In April 2013, IMF created MENAP grouping, placing Pakistan alongside the Middle East and North Africa in its regional economic outlook. The World Bank took another thirteen years to follow. The World Bank's mandate is broader as it tracks human development, governance, and institutional capacity, all areas where Pakistan''s South Asian comparators remained more relevant for longer.
The fact that the World Bank finally made the move in 2026, precisely as Pakistan was brokering the US-Iran ceasefire from Islamabad and negotiating a $40 billion Country Partnership Framework with the Bank for the coming decade. It suggests the reclassification was not purely driven by economics. It also reflects Pakistan's new political legibility as a state at the intersection of multiple strategic orders simultaneously.
The historical dimension of this shift deserves more attention. Pakistan's westward orientation is not new. It was present at the country's founding in 1947, when Mohammad Ali Jinnah positioned the new state as a potential bridge between South Asia and the Islamic world. It deepened during the 1970s under Zulfikar Ali Bhutto, when Gulf labour migration began following the 1973 oil shock and Pakistan became a significant exporter of construction and service workers to Saudi Arabia and the UAE.
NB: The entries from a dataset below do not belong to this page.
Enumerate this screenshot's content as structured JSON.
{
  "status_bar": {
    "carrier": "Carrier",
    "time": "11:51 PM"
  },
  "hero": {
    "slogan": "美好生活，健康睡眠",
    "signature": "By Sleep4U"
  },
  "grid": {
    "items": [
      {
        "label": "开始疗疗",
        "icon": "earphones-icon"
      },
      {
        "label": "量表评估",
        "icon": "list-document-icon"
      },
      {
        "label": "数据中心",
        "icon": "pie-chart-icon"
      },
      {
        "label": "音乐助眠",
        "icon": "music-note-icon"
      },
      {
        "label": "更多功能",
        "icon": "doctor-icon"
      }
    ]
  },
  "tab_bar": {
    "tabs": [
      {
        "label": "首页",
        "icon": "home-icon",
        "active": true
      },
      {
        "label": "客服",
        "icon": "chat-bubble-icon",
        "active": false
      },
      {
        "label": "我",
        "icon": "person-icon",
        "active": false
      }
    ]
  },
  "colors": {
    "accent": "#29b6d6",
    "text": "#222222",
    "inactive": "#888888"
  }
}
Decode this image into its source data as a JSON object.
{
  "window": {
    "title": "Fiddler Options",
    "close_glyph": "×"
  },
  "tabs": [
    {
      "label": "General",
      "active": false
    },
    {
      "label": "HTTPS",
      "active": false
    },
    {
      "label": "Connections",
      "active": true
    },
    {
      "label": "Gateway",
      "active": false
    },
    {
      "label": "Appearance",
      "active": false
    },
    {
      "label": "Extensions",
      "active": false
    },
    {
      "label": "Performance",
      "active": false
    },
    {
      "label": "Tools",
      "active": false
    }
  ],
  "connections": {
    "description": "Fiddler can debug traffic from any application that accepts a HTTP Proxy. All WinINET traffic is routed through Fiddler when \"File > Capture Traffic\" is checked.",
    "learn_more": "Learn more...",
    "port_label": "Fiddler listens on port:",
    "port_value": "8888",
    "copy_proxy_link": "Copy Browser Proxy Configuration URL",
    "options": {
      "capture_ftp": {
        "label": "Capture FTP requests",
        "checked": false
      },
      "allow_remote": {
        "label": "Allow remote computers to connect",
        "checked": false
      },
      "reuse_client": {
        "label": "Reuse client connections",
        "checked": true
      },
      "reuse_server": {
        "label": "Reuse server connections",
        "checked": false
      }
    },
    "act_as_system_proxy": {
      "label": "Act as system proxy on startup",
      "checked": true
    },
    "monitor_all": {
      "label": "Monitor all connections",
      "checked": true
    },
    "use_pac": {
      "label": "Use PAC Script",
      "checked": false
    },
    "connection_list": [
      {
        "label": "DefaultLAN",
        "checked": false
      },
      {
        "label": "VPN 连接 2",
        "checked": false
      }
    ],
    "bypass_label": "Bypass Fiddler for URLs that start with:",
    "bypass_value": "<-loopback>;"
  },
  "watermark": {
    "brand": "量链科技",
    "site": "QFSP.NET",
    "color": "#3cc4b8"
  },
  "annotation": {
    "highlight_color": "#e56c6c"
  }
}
It deepened further under Zia ul-Haq in the 1980s, when Pakistan's role as a frontline state in the Afghan jihad made it structurally dependent on Gulf financing and American military assistance simultaneously. What is new is not the westward pull. What is new is that the pull has now become strong enough that a Bretton Woods institution has formally acknowledged it, and that acknowledgement carries its own effects.